Ficaram às risadas por causa da
analogia. Em seguida apreciaram a massa.
― Valdo, quero te contar o que
aconteceu comigo. O vinho está me liberando. ― E rindo ― diz Bechior que
viver é melhor que sonhar, mas tive dúvida há três dias, foi como se fosse um pesadelo, mas foi real, assim, do
nada, sem motivo, senti dificuldade na respiração, batia acelerado meu coração, o
corpo suando, uma tontura, enjoo. Sentei na cama com receio de andar. Surgiu um
medo inexplicável, parecia que eu ia morrer. Medi pressão arterial e, normal. Meditei,
sabe, respirar fundo, segurar ar, depois expirar lentamente pela boca, e segurar
antes de nova respirada. A concentração difícil, achei que iria enfartar. Ou
talvez fosse o corona. Apenas sei, Valdo, que nada sei do que me aconteceu. Nas
investidas para eu me controlar, consegui limpar meus pensamentos e atentei a
cada inspiração, a cada expiração, até que o pulmão se expandiu. Que alívio!
― Há perigo na esquina, à
espreita. Nestes tempos de pandemia a gente anda estressada e ansiosa e reage em forma de pânico. Puxa vida, você agiu com sabedoria ao controlar
respiração e os medos que vêm junto. Foi a algum doutor psi? É bom escutar
ponto de vista de especialista.
― O tal medo de morrer é fogo.
― Medo que passou logo, como você
se certificou ao usar seu potencial para resolução do problema. Foi situação
singular, aguda. Todos sabemos, o medo faz parte de nós, o carregamos todos
dias. Mas quando crises nos inquietam, temos acesso meio que sem pensar,
inconsciente, ao que achamos que nos ameaça, ou ameaçou, ou ameaçará e isso vai
nos tomando corpo inteiro. É o corpo falando. Estresse é a escrita. Qualquer cantar é menor que a vida da gente,
mas não custa relaxar e voar um tico, que tal escutar MPB? Vamos pra varanda?
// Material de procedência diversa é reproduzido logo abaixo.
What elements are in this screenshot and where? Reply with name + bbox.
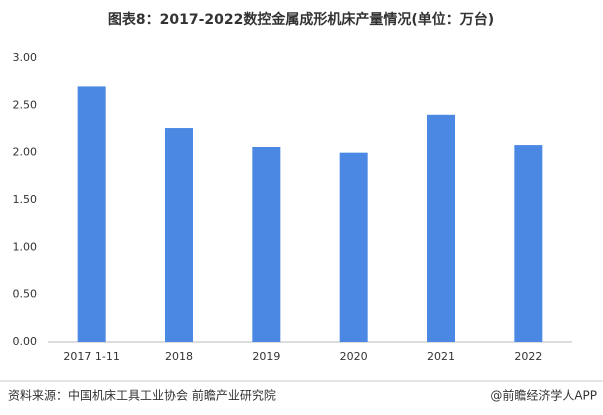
y-tick-label: 1.50 bbox=[13, 193, 38, 206]
bar bbox=[427, 114, 455, 342]
bar bbox=[252, 146, 281, 342]
y-tick-label: 1.00 bbox=[13, 240, 38, 253]
bar bbox=[339, 152, 368, 342]
bar bbox=[514, 145, 543, 342]
y-tick-label: 0.50 bbox=[13, 288, 38, 301]
y-tick-label: 3.00 bbox=[13, 51, 38, 64]
x-tick-label: 2020 bbox=[340, 350, 368, 363]
chart-title: 图表8：2017-2022数控金属成形机床产量情况(单位：万台) bbox=[108, 11, 494, 28]
source: 资料来源：中国机床工具工业协会 前瞻产业研究院 bbox=[8, 388, 276, 403]
x-tick-label: 2017 1-11 bbox=[63, 350, 119, 363]
x-tick-label: 2021 bbox=[427, 350, 455, 363]
x-tick-label: 2019 bbox=[252, 350, 280, 363]
y-tick-label: 2.00 bbox=[13, 146, 38, 159]
bar bbox=[165, 128, 193, 342]
bar bbox=[77, 86, 106, 343]
x-tick-label: 2018 bbox=[165, 350, 193, 363]
y-tick-label: 0.00 bbox=[13, 335, 38, 348]
credit: @前瞻经济学人APP bbox=[490, 388, 597, 403]
y-tick-label: 2.50 bbox=[13, 98, 38, 111]
x-tick-label: 2022 bbox=[514, 350, 542, 363]
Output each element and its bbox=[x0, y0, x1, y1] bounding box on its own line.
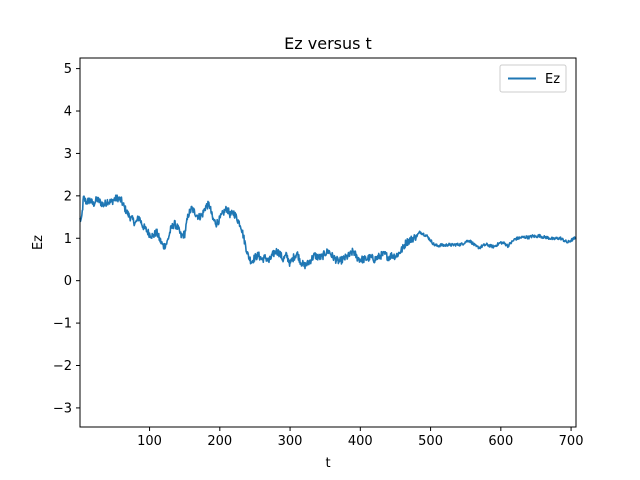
x-tick-label: 600 bbox=[488, 434, 513, 449]
y-tick-label: −1 bbox=[53, 317, 72, 332]
x-tick-label: 500 bbox=[418, 434, 443, 449]
legend: Ez bbox=[499, 64, 567, 93]
x-axis: 100 200 300 400 500 600 700 bbox=[137, 427, 583, 449]
y-tick-label: 3 bbox=[64, 147, 72, 162]
y-axis: −3 −2 −1 0 1 2 3 4 5 bbox=[53, 62, 80, 416]
chart-title: Ez versus t bbox=[284, 34, 372, 53]
y-tick-label: 0 bbox=[64, 274, 72, 289]
series-layer bbox=[79, 194, 577, 270]
plot-frame bbox=[79, 57, 577, 428]
x-axis-label: t bbox=[325, 456, 330, 471]
y-tick-label: 5 bbox=[64, 62, 72, 77]
y-tick-label: 2 bbox=[64, 189, 72, 204]
y-tick-label: −3 bbox=[53, 401, 72, 416]
legend-label: Ez bbox=[545, 72, 560, 87]
y-tick-label: −2 bbox=[53, 359, 72, 374]
series-line-ez bbox=[79, 194, 577, 270]
y-tick-label: 1 bbox=[64, 232, 72, 247]
x-tick-label: 400 bbox=[348, 434, 373, 449]
y-axis-label: Ez bbox=[31, 235, 46, 250]
x-tick-label: 200 bbox=[207, 434, 232, 449]
y-tick-label: 4 bbox=[64, 105, 72, 120]
x-tick-label: 100 bbox=[137, 434, 162, 449]
x-tick-label: 300 bbox=[278, 434, 303, 449]
x-tick-label: 700 bbox=[559, 434, 584, 449]
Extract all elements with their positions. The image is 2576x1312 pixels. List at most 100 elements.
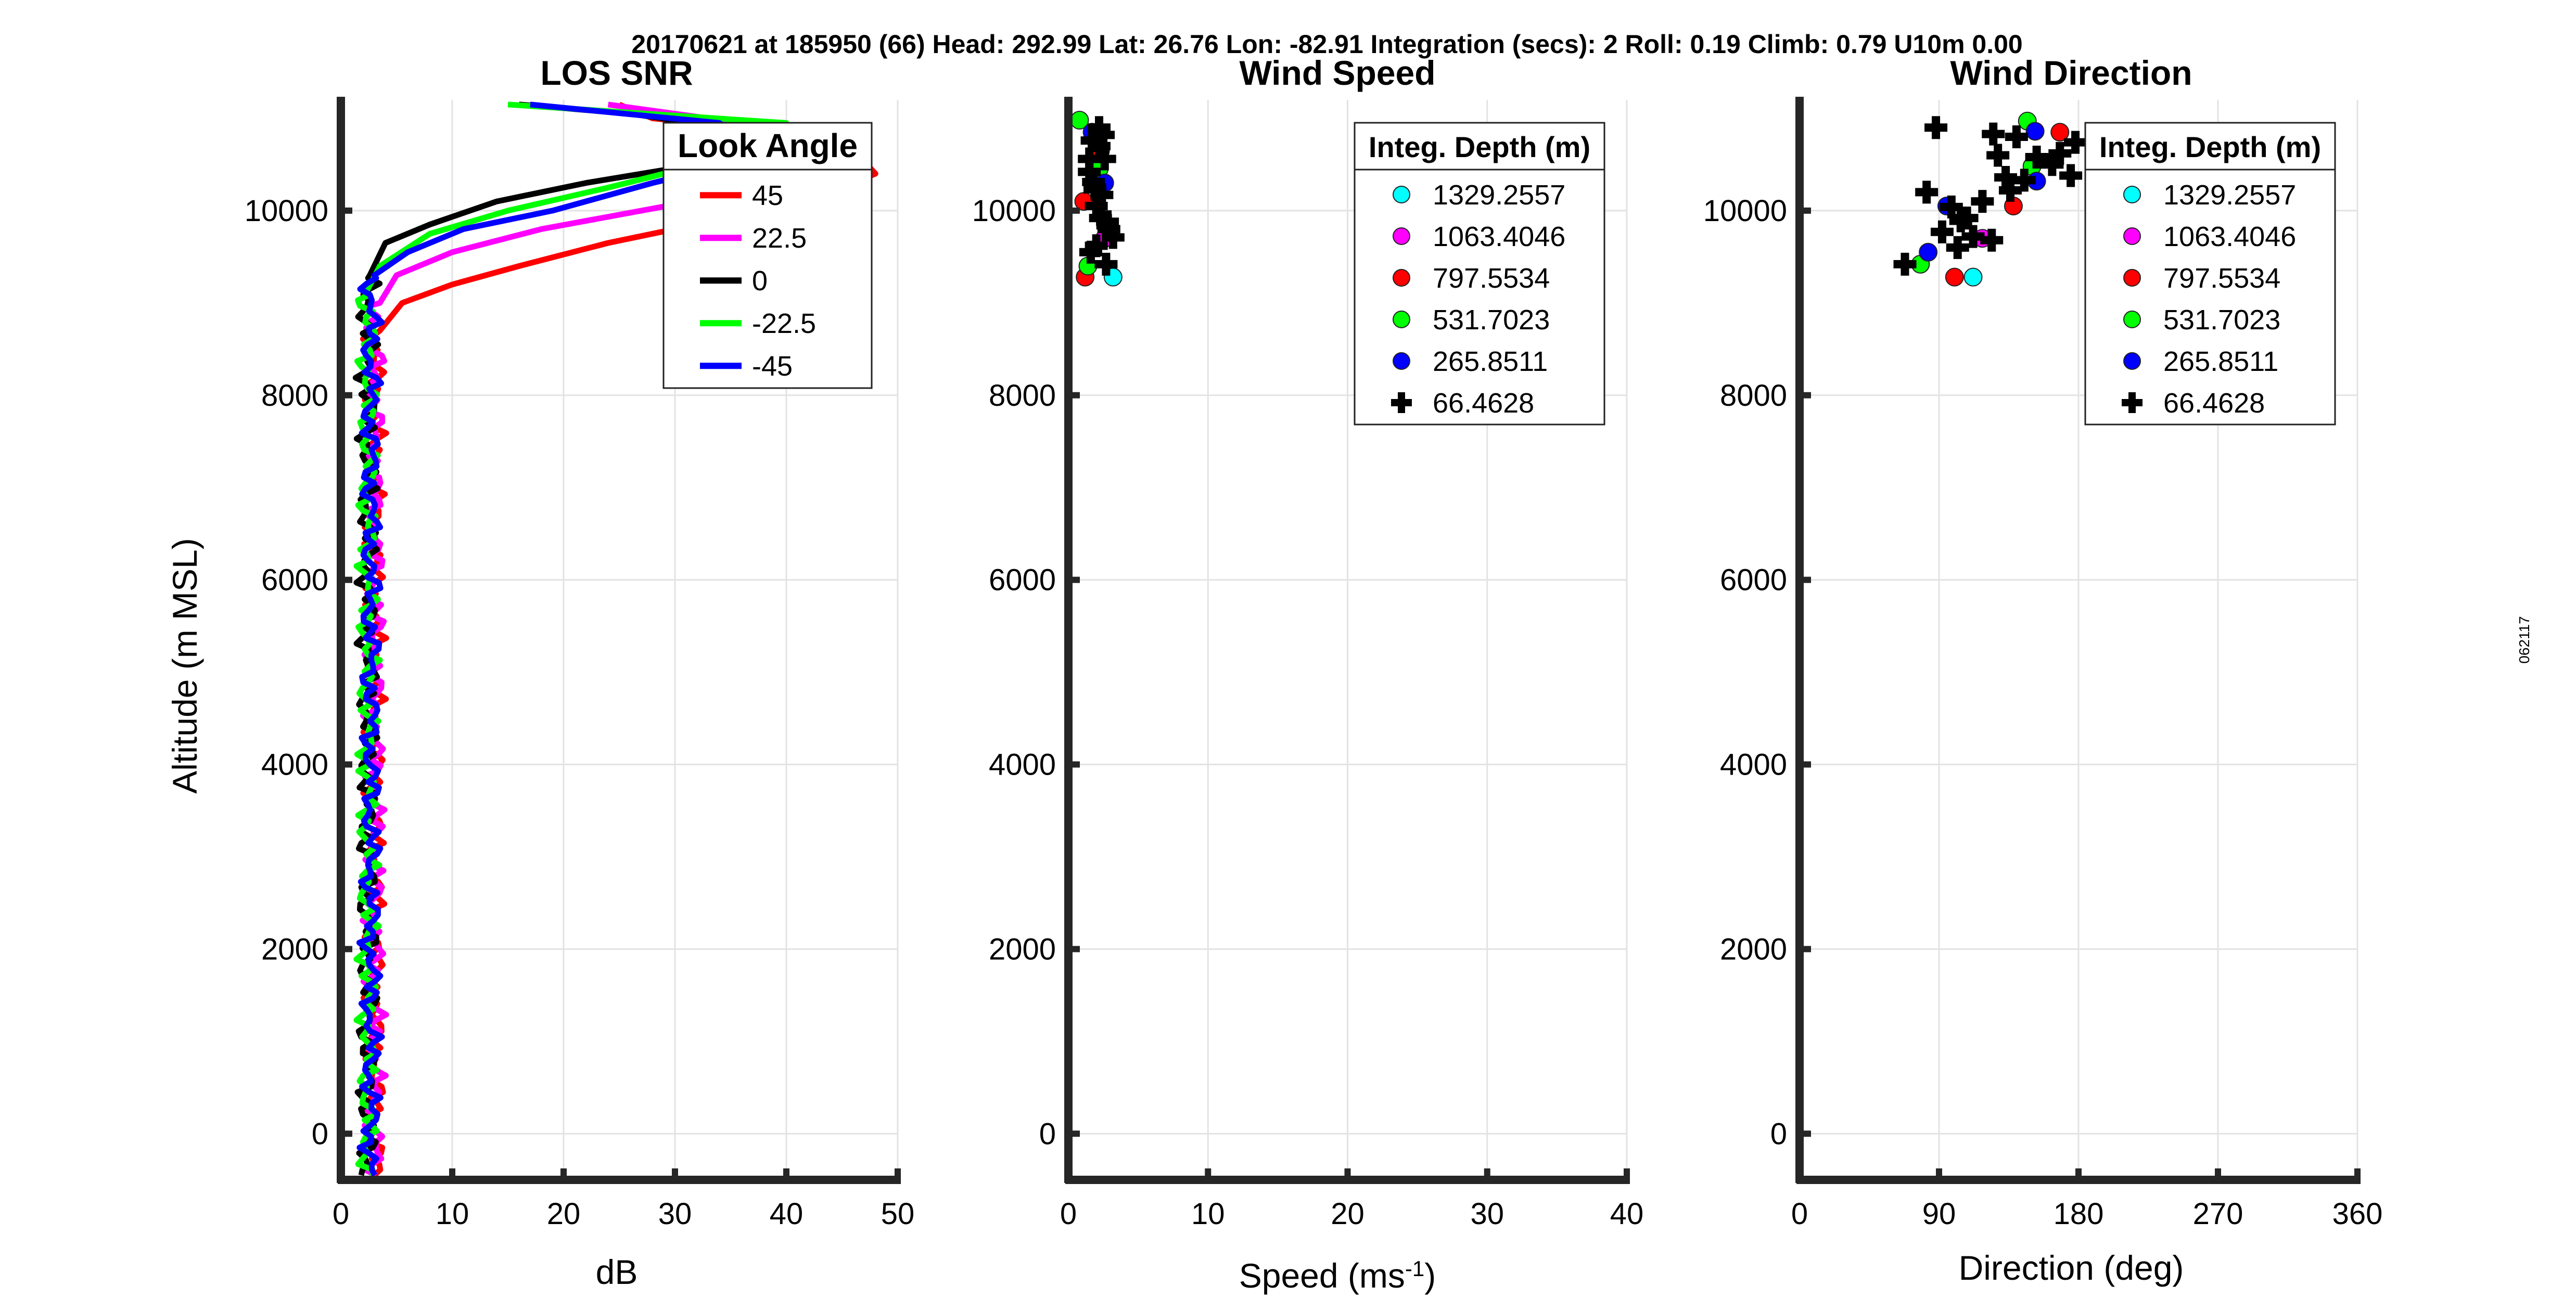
point-66.4628	[1096, 210, 1119, 234]
point-265.8511	[1919, 242, 1938, 262]
legend-swatch-1063.4046	[1393, 227, 1410, 245]
ytick-label: 0	[1770, 1117, 1787, 1151]
point-66.4628	[1971, 190, 1994, 213]
legend-label-1063.4046: 1063.4046	[1433, 221, 1565, 252]
point-66.4628	[1094, 252, 1118, 276]
xtick-label: 40	[1610, 1197, 1644, 1231]
legend-swatch-265.8511	[1393, 352, 1410, 370]
ytick-label: 2000	[261, 932, 328, 966]
legend-swatch-265.8511	[2123, 352, 2141, 370]
ytick-label: 4000	[989, 748, 1056, 782]
legend-integ-depth-direction: Integ. Depth (m) 1329.2557 1063.4046 797.55…	[2084, 122, 2336, 426]
point-66.4628	[1940, 195, 1963, 218]
legend-swatch-531.7023	[1393, 311, 1410, 328]
legend-label-66.4628: 66.4628	[2163, 388, 2265, 419]
legend-label-1329.2557: 1329.2557	[2163, 179, 2296, 211]
legend-title: Integ. Depth (m)	[2099, 131, 2321, 163]
legend-title: Look Angle	[678, 127, 858, 164]
point-66.4628	[1083, 178, 1106, 201]
legend-swatch-531.7023	[2123, 311, 2141, 328]
xtick-label: 10	[436, 1197, 469, 1231]
legend-box	[662, 122, 873, 389]
legend-label-1329.2557: 1329.2557	[1433, 179, 1565, 211]
ytick-label: 10000	[245, 194, 328, 228]
legend-swatch-1329.2557	[2123, 186, 2141, 203]
xtick-label: 180	[2054, 1197, 2104, 1231]
series-line--45	[356, 101, 767, 1177]
xtick-label: 20	[547, 1197, 581, 1231]
ylabel-altitude: Altitude (m MSL)	[165, 538, 204, 793]
ytick-label: 2000	[1720, 932, 1787, 966]
xtick-label: 270	[2193, 1197, 2243, 1231]
legend-label-265.8511: 265.8511	[2163, 346, 2278, 377]
xlabel-wind-speed-end: )	[1424, 1256, 1436, 1295]
xtick-label: 0	[1060, 1197, 1077, 1231]
series-line--22.5	[353, 101, 789, 1176]
figure-suptitle: 20170621 at 185950 (66) Head: 292.99 Lat…	[631, 30, 2022, 59]
point-66.4628	[1088, 116, 1111, 139]
ytick-label: 8000	[989, 379, 1056, 413]
ytick-label: 10000	[1703, 194, 1787, 228]
legend-label-531.7023: 531.7023	[2163, 304, 2280, 336]
legend-swatch-66.4628	[1391, 392, 1412, 413]
xtick-label: 90	[1922, 1197, 1956, 1231]
xtick-label: 20	[1331, 1197, 1364, 1231]
axes-wind-speed: 0 10 20 30 40 0 2000 4000 6000 8000 10000 Wind Spe…	[972, 54, 1644, 1295]
point-66.4628	[1930, 220, 1954, 243]
legend-title: Integ. Depth (m)	[1369, 131, 1590, 163]
legend-swatch-66.4628	[2122, 392, 2143, 413]
side-label: 062117	[2516, 616, 2532, 663]
ytick-label: 0	[1039, 1117, 1056, 1151]
legend-swatch-797.5534	[2123, 269, 2141, 287]
xlabel-wind-speed-sup: -1	[1405, 1256, 1424, 1281]
ytick-label: 4000	[1720, 748, 1787, 782]
point-797.5534	[2050, 123, 2070, 142]
point-66.4628	[1955, 207, 1979, 230]
point-1329.2557	[1963, 267, 1983, 287]
legend-look-angle: Look Angle 45 22.5 0 -22.5 -45	[662, 122, 873, 389]
xtick-label: 30	[1470, 1197, 1504, 1231]
legend-label-22.5: 22.5	[752, 223, 807, 254]
axes-title-wind-speed: Wind Speed	[1239, 54, 1435, 92]
point-265.8511	[2025, 122, 2045, 141]
point-66.4628	[2005, 125, 2028, 148]
legend-label-797.5534: 797.5534	[2163, 263, 2280, 294]
legend-label-45: 45	[752, 180, 783, 211]
xtick-label: 0	[1791, 1197, 1808, 1231]
xlabel-wind-speed: Speed (ms-1)	[1239, 1256, 1436, 1295]
legend-label--45: -45	[752, 351, 793, 382]
point-66.4628	[1986, 144, 2010, 167]
xlabel-wind-speed-main: Speed (ms	[1239, 1256, 1405, 1295]
axes-los-snr: 0 10 20 30 40 50 0 2000 4000 6000 8000 10000 LOS SN…	[165, 54, 914, 1291]
ytick-label: 10000	[972, 194, 1056, 228]
point-66.4628	[1980, 228, 2004, 252]
point-66.4628	[1085, 234, 1108, 258]
legend-label-265.8511: 265.8511	[1433, 346, 1548, 377]
point-66.4628	[2059, 164, 2083, 187]
xlabel-wind-direction: Direction (deg)	[1959, 1249, 2184, 1287]
legend-label--22.5: -22.5	[752, 308, 816, 339]
axes-title-los-snr: LOS SNR	[540, 54, 693, 92]
xtick-label: 50	[881, 1197, 915, 1231]
point-66.4628	[1893, 252, 1917, 276]
xtick-label: 360	[2332, 1197, 2383, 1231]
point-66.4628	[2064, 131, 2087, 154]
xtick-label: 10	[1191, 1197, 1225, 1231]
legend-swatch-1329.2557	[1393, 186, 1410, 203]
ytick-label: 0	[312, 1117, 328, 1151]
legend-label-1063.4046: 1063.4046	[2163, 221, 2296, 252]
point-66.4628	[1915, 181, 1939, 204]
point-66.4628	[1078, 147, 1101, 171]
point-66.4628	[1998, 178, 2022, 202]
ytick-label: 4000	[261, 748, 328, 782]
ytick-label: 6000	[261, 563, 328, 597]
ytick-label: 8000	[261, 379, 328, 413]
point-797.5534	[1945, 267, 1964, 287]
axes-title-wind-direction: Wind Direction	[1950, 54, 2192, 92]
xlabel-los-snr: dB	[596, 1253, 638, 1291]
point-66.4628	[1982, 122, 2005, 146]
legend-swatch-797.5534	[1393, 269, 1410, 287]
ytick-label: 6000	[1720, 563, 1787, 597]
xtick-label: 0	[333, 1197, 349, 1231]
Caminharam leves. Sentaram-se. À frente, a leveza esverdeada. Osvaldo acendeu cigarro. Luiza acenou e
disse:
― Essa paisagem torna a
respiração vigorosa. A gente ganha asa.
Osvaldo observava aquela criatura
alada enquanto o céu abria nesgas entre nuvens lançando claridade na noite.
Ao fundo, a canção na voz de Alcione:
“...você me vira a cabeça
me tira do sério
destrói os planos que um dia eu fiz pra mim
me faz pensar por que a vida é assim...
por que você não vai embora de vez?
por que não me liberta dessa paixão?...
por que não deixa livre o meu coração?
Mas tem que me prender ...”
― Valdo, as pessoas me dizem pra
falar de amor. Às vezes é difícil em dias de dor. Afinal, 2020 não tem sido
fácil. E em seguida, aqui e agora, o vento lança aroma em nós e balançando os galhos,
as folhas murmurantes, dizendo, um instante, olha, tem cantoria, outras
histórias, e vacilante, insegura, acolho, mudo rumo e aprecio esse momento
único.
― Um braço e uma voz. Um amparando o outro num abraço à distância. A vida é assim, exige coragem da gente.
Brindaram. E riram das novas estratégias que eram obrigados adotar com a onda pandêmica.